My goal for this project was to spend no money at all and only use stuff I already had laying around. For the deciduous trees I had a bag full of dried pieces of roots, collected on some holiday walks in Bavaria.
I also used a bunch of twisted twigs bought from a florists shop some time ago, I really don't know what this is called, but it has a natural look like small tree branches already.
As I had no experience building model trees and had only read a lot about creating them, I just took some pieces of roots, removes the one or other broken twig, cut one end flat and glued this to a cardboard square with white glue, additionally secured with a small brass screw from underneath. The cardboard will later be glued to my terrain pieces, that way the trees will have a firm foundation on the base.
But I wasn't quite happy with these constructs, they looked too unnaturally, not like real tree structures.
So, for the next ones I looked for a good looking roots piece for the stem and planted the branches from the bottom up myself using parts of the twig material. A hole was drilled into the stem, and the twigs were glued in with a hot glue gun. This way you only need to wait a couple of seconds for the glue to cool and set. After finishing a tree this way, a mixture of brown acrylic colour, some dirt powder and water was brushed roughly around the glued areas to cover the shiny glue spots and get a smooth transition from stem to branch. The hot glue gun was also used to simulate some roots branching out at the bottom of the stem.
A lot of ideas and techniques were based on similar things from Elladan and his inspiring website
http://www.elladan.de/040%20Bocage%203/040.htm.
These trees were much more to my liking ...

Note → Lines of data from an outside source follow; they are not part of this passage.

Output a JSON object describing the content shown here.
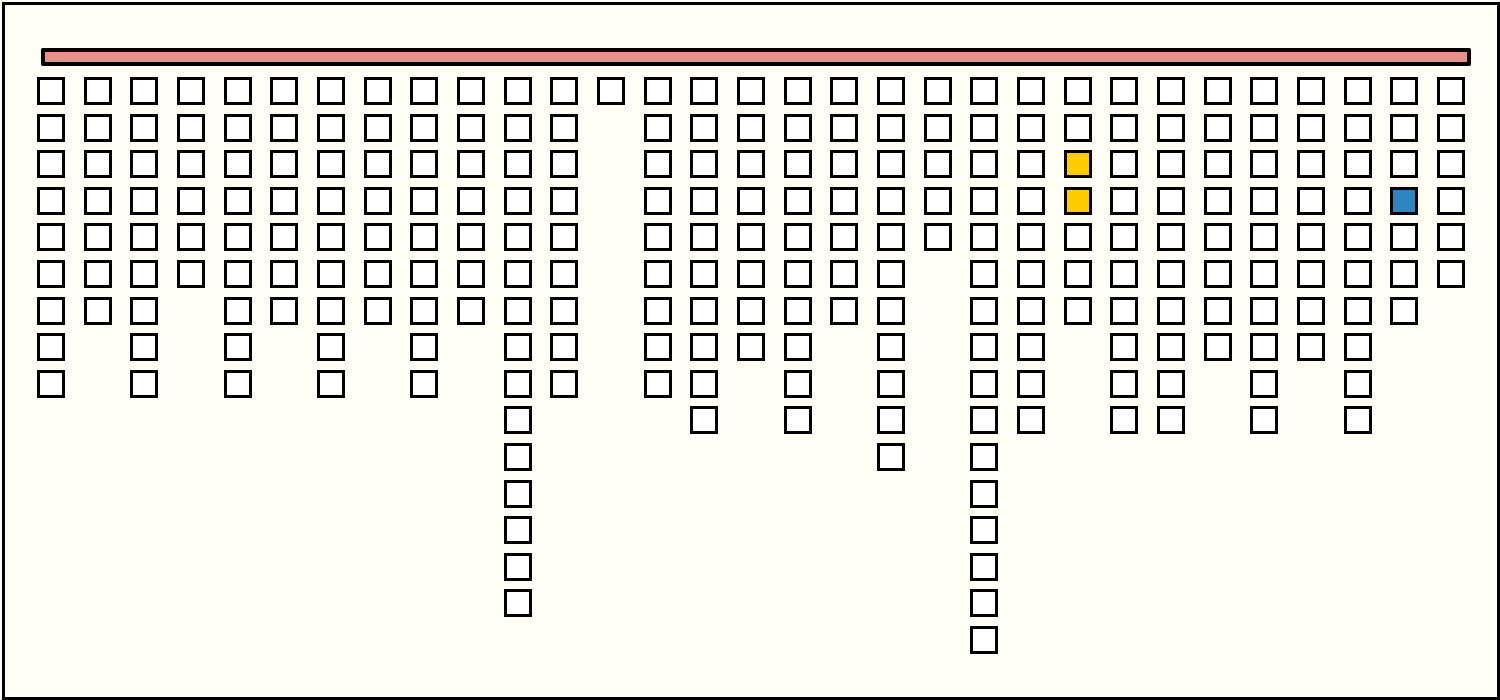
{
  "game": {
    "bar_color": "#E8908A",
    "cell_color": "#FFFFFF",
    "background_color": "#FFFFF5",
    "column_heights": [
      9,
      7,
      9,
      6,
      9,
      7,
      9,
      7,
      9,
      7,
      15,
      9,
      1,
      9,
      10,
      8,
      10,
      7,
      11,
      5,
      16,
      10,
      7,
      10,
      10,
      8,
      10,
      8,
      10,
      7,
      6
    ],
    "highlighted_cells": [
      {
        "column": 23,
        "row": 3,
        "color": "#FFCC00"
      },
      {
        "column": 23,
        "row": 4,
        "color": "#FFCC00"
      },
      {
        "column": 30,
        "row": 4,
        "color": "#2E86C1"
      }
    ]
  }
}
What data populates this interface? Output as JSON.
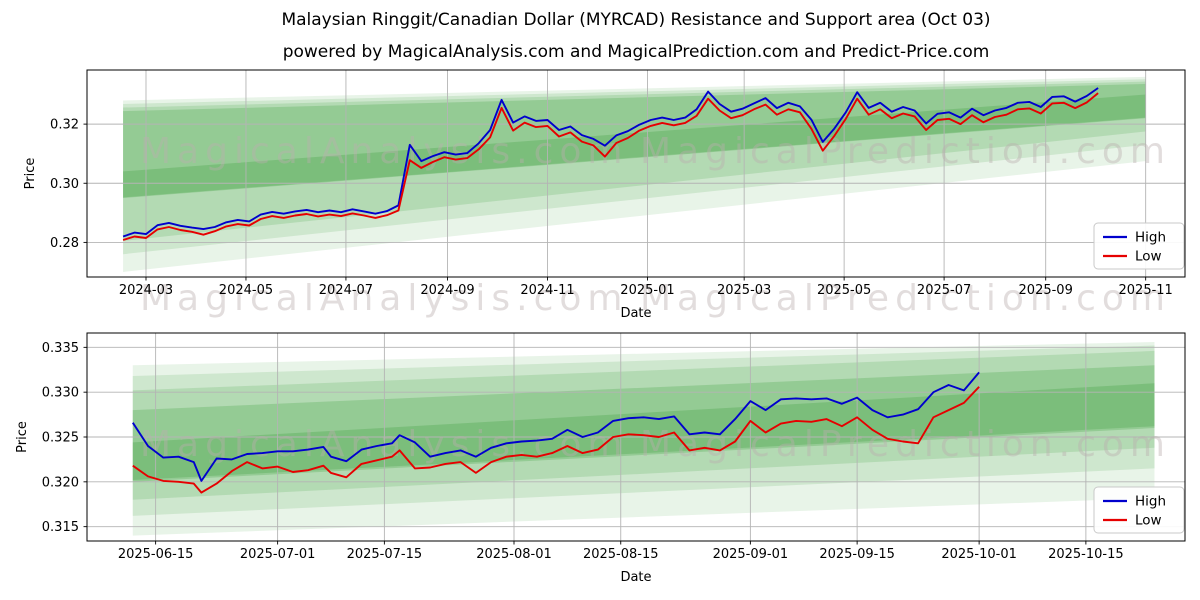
{
  "figure": {
    "title": "Malaysian Ringgit/Canadian Dollar (MYRCAD) Resistance and Support area (Oct 03)",
    "subtitle": "powered by MagicalAnalysis.com and MagicalPrediction.com and Predict-Price.com",
    "watermark_left": "MagicalAnalysis.com",
    "watermark_right": "MagicalPrediction.com",
    "colors": {
      "high_line": "#0000cd",
      "low_line": "#e60000",
      "band_green": "#008000",
      "grid": "#b4b4b4",
      "frame": "#000000",
      "watermark": "#b9aeae",
      "legend_border": "#c9c9c9",
      "text": "#000000"
    }
  },
  "chart_data": [
    {
      "type": "line",
      "panel": "top",
      "xlabel": "Date",
      "ylabel": "Price",
      "grid": true,
      "legend": {
        "position": "lower right",
        "entries": [
          {
            "label": "High",
            "color": "#0000cd"
          },
          {
            "label": "Low",
            "color": "#e60000"
          }
        ]
      },
      "x_domain": [
        "2024-01-25",
        "2025-11-25"
      ],
      "y_domain": [
        0.2683,
        0.3383
      ],
      "x_ticks": [
        {
          "date": "2024-03-01",
          "label": "2024-03"
        },
        {
          "date": "2024-05-01",
          "label": "2024-05"
        },
        {
          "date": "2024-07-01",
          "label": "2024-07"
        },
        {
          "date": "2024-09-01",
          "label": "2024-09"
        },
        {
          "date": "2024-11-01",
          "label": "2024-11"
        },
        {
          "date": "2025-01-01",
          "label": "2025-01"
        },
        {
          "date": "2025-03-01",
          "label": "2025-03"
        },
        {
          "date": "2025-05-01",
          "label": "2025-05"
        },
        {
          "date": "2025-07-01",
          "label": "2025-07"
        },
        {
          "date": "2025-09-01",
          "label": "2025-09"
        },
        {
          "date": "2025-11-01",
          "label": "2025-11"
        }
      ],
      "y_ticks": [
        {
          "value": 0.28,
          "label": "0.28"
        },
        {
          "value": 0.3,
          "label": "0.30"
        },
        {
          "value": 0.32,
          "label": "0.32"
        }
      ],
      "dates": [
        "2024-02-16",
        "2024-02-23",
        "2024-03-01",
        "2024-03-08",
        "2024-03-15",
        "2024-03-22",
        "2024-03-29",
        "2024-04-05",
        "2024-04-12",
        "2024-04-19",
        "2024-04-26",
        "2024-05-03",
        "2024-05-10",
        "2024-05-17",
        "2024-05-24",
        "2024-05-31",
        "2024-06-07",
        "2024-06-14",
        "2024-06-21",
        "2024-06-28",
        "2024-07-05",
        "2024-07-12",
        "2024-07-19",
        "2024-07-26",
        "2024-08-02",
        "2024-08-09",
        "2024-08-16",
        "2024-08-23",
        "2024-08-30",
        "2024-09-06",
        "2024-09-13",
        "2024-09-20",
        "2024-09-27",
        "2024-10-04",
        "2024-10-11",
        "2024-10-18",
        "2024-10-25",
        "2024-11-01",
        "2024-11-08",
        "2024-11-15",
        "2024-11-22",
        "2024-11-29",
        "2024-12-06",
        "2024-12-13",
        "2024-12-20",
        "2024-12-27",
        "2025-01-03",
        "2025-01-10",
        "2025-01-17",
        "2025-01-24",
        "2025-01-31",
        "2025-02-07",
        "2025-02-14",
        "2025-02-21",
        "2025-02-28",
        "2025-03-07",
        "2025-03-14",
        "2025-03-21",
        "2025-03-28",
        "2025-04-04",
        "2025-04-11",
        "2025-04-18",
        "2025-04-25",
        "2025-05-02",
        "2025-05-09",
        "2025-05-16",
        "2025-05-23",
        "2025-05-30",
        "2025-06-06",
        "2025-06-13",
        "2025-06-20",
        "2025-06-27",
        "2025-07-04",
        "2025-07-11",
        "2025-07-18",
        "2025-07-25",
        "2025-08-01",
        "2025-08-08",
        "2025-08-15",
        "2025-08-22",
        "2025-08-29",
        "2025-09-05",
        "2025-09-12",
        "2025-09-19",
        "2025-09-26",
        "2025-10-03"
      ],
      "series": [
        {
          "name": "High",
          "color": "#0000cd",
          "values": [
            0.282,
            0.2833,
            0.2828,
            0.2858,
            0.2866,
            0.2856,
            0.285,
            0.2845,
            0.2852,
            0.2868,
            0.2876,
            0.2871,
            0.2894,
            0.2903,
            0.2897,
            0.2905,
            0.291,
            0.2902,
            0.2908,
            0.2902,
            0.2912,
            0.2905,
            0.2897,
            0.2906,
            0.2925,
            0.313,
            0.3075,
            0.3092,
            0.3105,
            0.3097,
            0.3102,
            0.3135,
            0.318,
            0.3282,
            0.3205,
            0.3226,
            0.3211,
            0.3214,
            0.318,
            0.3192,
            0.3163,
            0.315,
            0.3127,
            0.3162,
            0.3176,
            0.3198,
            0.3214,
            0.3222,
            0.3214,
            0.3222,
            0.325,
            0.331,
            0.3268,
            0.3242,
            0.3252,
            0.327,
            0.3288,
            0.3254,
            0.3272,
            0.326,
            0.3215,
            0.314,
            0.3185,
            0.324,
            0.3308,
            0.3255,
            0.3272,
            0.3242,
            0.3258,
            0.3246,
            0.3202,
            0.3235,
            0.324,
            0.3222,
            0.3252,
            0.323,
            0.3246,
            0.3255,
            0.3272,
            0.3275,
            0.3258,
            0.3292,
            0.3294,
            0.3276,
            0.3295,
            0.3322
          ]
        },
        {
          "name": "Low",
          "color": "#e60000",
          "values": [
            0.2808,
            0.282,
            0.2815,
            0.2844,
            0.2852,
            0.2842,
            0.2836,
            0.2826,
            0.2838,
            0.2854,
            0.2862,
            0.2857,
            0.2879,
            0.2889,
            0.2883,
            0.2891,
            0.2896,
            0.2888,
            0.2894,
            0.2889,
            0.2898,
            0.2891,
            0.2883,
            0.2892,
            0.2908,
            0.3078,
            0.3052,
            0.3072,
            0.3088,
            0.308,
            0.3085,
            0.3115,
            0.3155,
            0.3255,
            0.3178,
            0.3205,
            0.319,
            0.3194,
            0.3158,
            0.3172,
            0.3141,
            0.3128,
            0.309,
            0.3136,
            0.3153,
            0.3178,
            0.3194,
            0.3204,
            0.3196,
            0.3204,
            0.3228,
            0.3286,
            0.3246,
            0.322,
            0.323,
            0.325,
            0.3266,
            0.3232,
            0.325,
            0.324,
            0.3184,
            0.311,
            0.316,
            0.3218,
            0.3286,
            0.3232,
            0.325,
            0.322,
            0.3236,
            0.3226,
            0.318,
            0.3214,
            0.3218,
            0.32,
            0.323,
            0.3206,
            0.3224,
            0.3232,
            0.325,
            0.3253,
            0.3236,
            0.327,
            0.3272,
            0.3254,
            0.3273,
            0.3305
          ]
        }
      ],
      "bands": [
        {
          "x0": "2024-02-16",
          "x1": "2025-11-01",
          "y_left": [
            0.27,
            0.328
          ],
          "y_right": [
            0.3075,
            0.336
          ],
          "alpha": 0.09
        },
        {
          "x0": "2024-02-16",
          "x1": "2025-11-01",
          "y_left": [
            0.276,
            0.3268
          ],
          "y_right": [
            0.313,
            0.3352
          ],
          "alpha": 0.11
        },
        {
          "x0": "2024-02-16",
          "x1": "2025-11-01",
          "y_left": [
            0.2805,
            0.3256
          ],
          "y_right": [
            0.3175,
            0.3344
          ],
          "alpha": 0.13
        },
        {
          "x0": "2024-02-16",
          "x1": "2025-11-01",
          "y_left": [
            0.295,
            0.3244
          ],
          "y_right": [
            0.322,
            0.3336
          ],
          "alpha": 0.17
        },
        {
          "x0": "2024-02-16",
          "x1": "2025-11-01",
          "y_left": [
            0.2952,
            0.304
          ],
          "y_right": [
            0.3222,
            0.33
          ],
          "alpha": 0.17
        }
      ]
    },
    {
      "type": "line",
      "panel": "bottom",
      "xlabel": "Date",
      "ylabel": "Price",
      "grid": true,
      "legend": {
        "position": "lower right",
        "entries": [
          {
            "label": "High",
            "color": "#0000cd"
          },
          {
            "label": "Low",
            "color": "#e60000"
          }
        ]
      },
      "x_domain": [
        "2025-06-06",
        "2025-10-28"
      ],
      "y_domain": [
        0.3134,
        0.3366
      ],
      "x_ticks": [
        {
          "date": "2025-06-15",
          "label": "2025-06-15"
        },
        {
          "date": "2025-07-01",
          "label": "2025-07-01"
        },
        {
          "date": "2025-07-15",
          "label": "2025-07-15"
        },
        {
          "date": "2025-08-01",
          "label": "2025-08-01"
        },
        {
          "date": "2025-08-15",
          "label": "2025-08-15"
        },
        {
          "date": "2025-09-01",
          "label": "2025-09-01"
        },
        {
          "date": "2025-09-15",
          "label": "2025-09-15"
        },
        {
          "date": "2025-10-01",
          "label": "2025-10-01"
        },
        {
          "date": "2025-10-15",
          "label": "2025-10-15"
        }
      ],
      "y_ticks": [
        {
          "value": 0.315,
          "label": "0.315"
        },
        {
          "value": 0.32,
          "label": "0.320"
        },
        {
          "value": 0.325,
          "label": "0.325"
        },
        {
          "value": 0.33,
          "label": "0.330"
        },
        {
          "value": 0.335,
          "label": "0.335"
        }
      ],
      "dates": [
        "2025-06-12",
        "2025-06-14",
        "2025-06-16",
        "2025-06-18",
        "2025-06-20",
        "2025-06-21",
        "2025-06-23",
        "2025-06-25",
        "2025-06-27",
        "2025-06-29",
        "2025-07-01",
        "2025-07-03",
        "2025-07-05",
        "2025-07-07",
        "2025-07-08",
        "2025-07-10",
        "2025-07-12",
        "2025-07-14",
        "2025-07-16",
        "2025-07-17",
        "2025-07-19",
        "2025-07-21",
        "2025-07-23",
        "2025-07-25",
        "2025-07-27",
        "2025-07-29",
        "2025-07-31",
        "2025-08-02",
        "2025-08-04",
        "2025-08-06",
        "2025-08-08",
        "2025-08-10",
        "2025-08-12",
        "2025-08-14",
        "2025-08-16",
        "2025-08-18",
        "2025-08-20",
        "2025-08-22",
        "2025-08-24",
        "2025-08-26",
        "2025-08-28",
        "2025-08-30",
        "2025-09-01",
        "2025-09-03",
        "2025-09-05",
        "2025-09-07",
        "2025-09-09",
        "2025-09-11",
        "2025-09-13",
        "2025-09-15",
        "2025-09-17",
        "2025-09-19",
        "2025-09-21",
        "2025-09-23",
        "2025-09-25",
        "2025-09-27",
        "2025-09-29",
        "2025-10-01"
      ],
      "series": [
        {
          "name": "High",
          "color": "#0000cd",
          "values": [
            0.3266,
            0.324,
            0.3227,
            0.3228,
            0.3222,
            0.3201,
            0.3226,
            0.3225,
            0.3231,
            0.3232,
            0.3234,
            0.3234,
            0.3236,
            0.3239,
            0.3228,
            0.3223,
            0.3236,
            0.324,
            0.3243,
            0.3252,
            0.3244,
            0.3228,
            0.3232,
            0.3235,
            0.3228,
            0.3238,
            0.3243,
            0.3245,
            0.3246,
            0.3248,
            0.3258,
            0.325,
            0.3255,
            0.3268,
            0.3271,
            0.3272,
            0.327,
            0.3273,
            0.3253,
            0.3255,
            0.3253,
            0.327,
            0.329,
            0.328,
            0.3292,
            0.3293,
            0.3292,
            0.3293,
            0.3287,
            0.3294,
            0.328,
            0.3272,
            0.3275,
            0.3281,
            0.33,
            0.3308,
            0.3302,
            0.3322
          ]
        },
        {
          "name": "Low",
          "color": "#e60000",
          "values": [
            0.3218,
            0.3206,
            0.3201,
            0.32,
            0.3198,
            0.3188,
            0.3198,
            0.3212,
            0.3222,
            0.3215,
            0.3217,
            0.3211,
            0.3213,
            0.3218,
            0.321,
            0.3205,
            0.322,
            0.3224,
            0.3228,
            0.3235,
            0.3215,
            0.3216,
            0.322,
            0.3222,
            0.321,
            0.3222,
            0.3228,
            0.323,
            0.3228,
            0.3232,
            0.324,
            0.3232,
            0.3236,
            0.325,
            0.3253,
            0.3252,
            0.325,
            0.3255,
            0.3235,
            0.3238,
            0.3235,
            0.3245,
            0.3268,
            0.3255,
            0.3265,
            0.3268,
            0.3267,
            0.327,
            0.3262,
            0.3272,
            0.3258,
            0.3248,
            0.3245,
            0.3243,
            0.3272,
            0.328,
            0.3288,
            0.3306
          ]
        }
      ],
      "bands": [
        {
          "x0": "2025-06-12",
          "x1": "2025-10-24",
          "y_left": [
            0.314,
            0.333
          ],
          "y_right": [
            0.3182,
            0.3356
          ],
          "alpha": 0.09
        },
        {
          "x0": "2025-06-12",
          "x1": "2025-10-24",
          "y_left": [
            0.3162,
            0.3318
          ],
          "y_right": [
            0.3215,
            0.3352
          ],
          "alpha": 0.11
        },
        {
          "x0": "2025-06-12",
          "x1": "2025-10-24",
          "y_left": [
            0.318,
            0.3302
          ],
          "y_right": [
            0.3238,
            0.3346
          ],
          "alpha": 0.13
        },
        {
          "x0": "2025-06-12",
          "x1": "2025-10-24",
          "y_left": [
            0.32,
            0.328
          ],
          "y_right": [
            0.326,
            0.333
          ],
          "alpha": 0.17
        },
        {
          "x0": "2025-06-12",
          "x1": "2025-10-24",
          "y_left": [
            0.3202,
            0.3244
          ],
          "y_right": [
            0.3262,
            0.331
          ],
          "alpha": 0.17
        }
      ]
    }
  ]
}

It was time to start the first test base for ground structures and materials and to test fibres and flocking. I used some single roots of another kind and glued them directly to the pre-cut hardboard-base. Twisted out rubberised horsehair was ripped into small pieces and glued onto the twigs with UHU-craftglue.
The horsehair was airbrushed with Tamiya dark-green, the base got its foundation with brown-coloured ready-mixed filler from the DIY.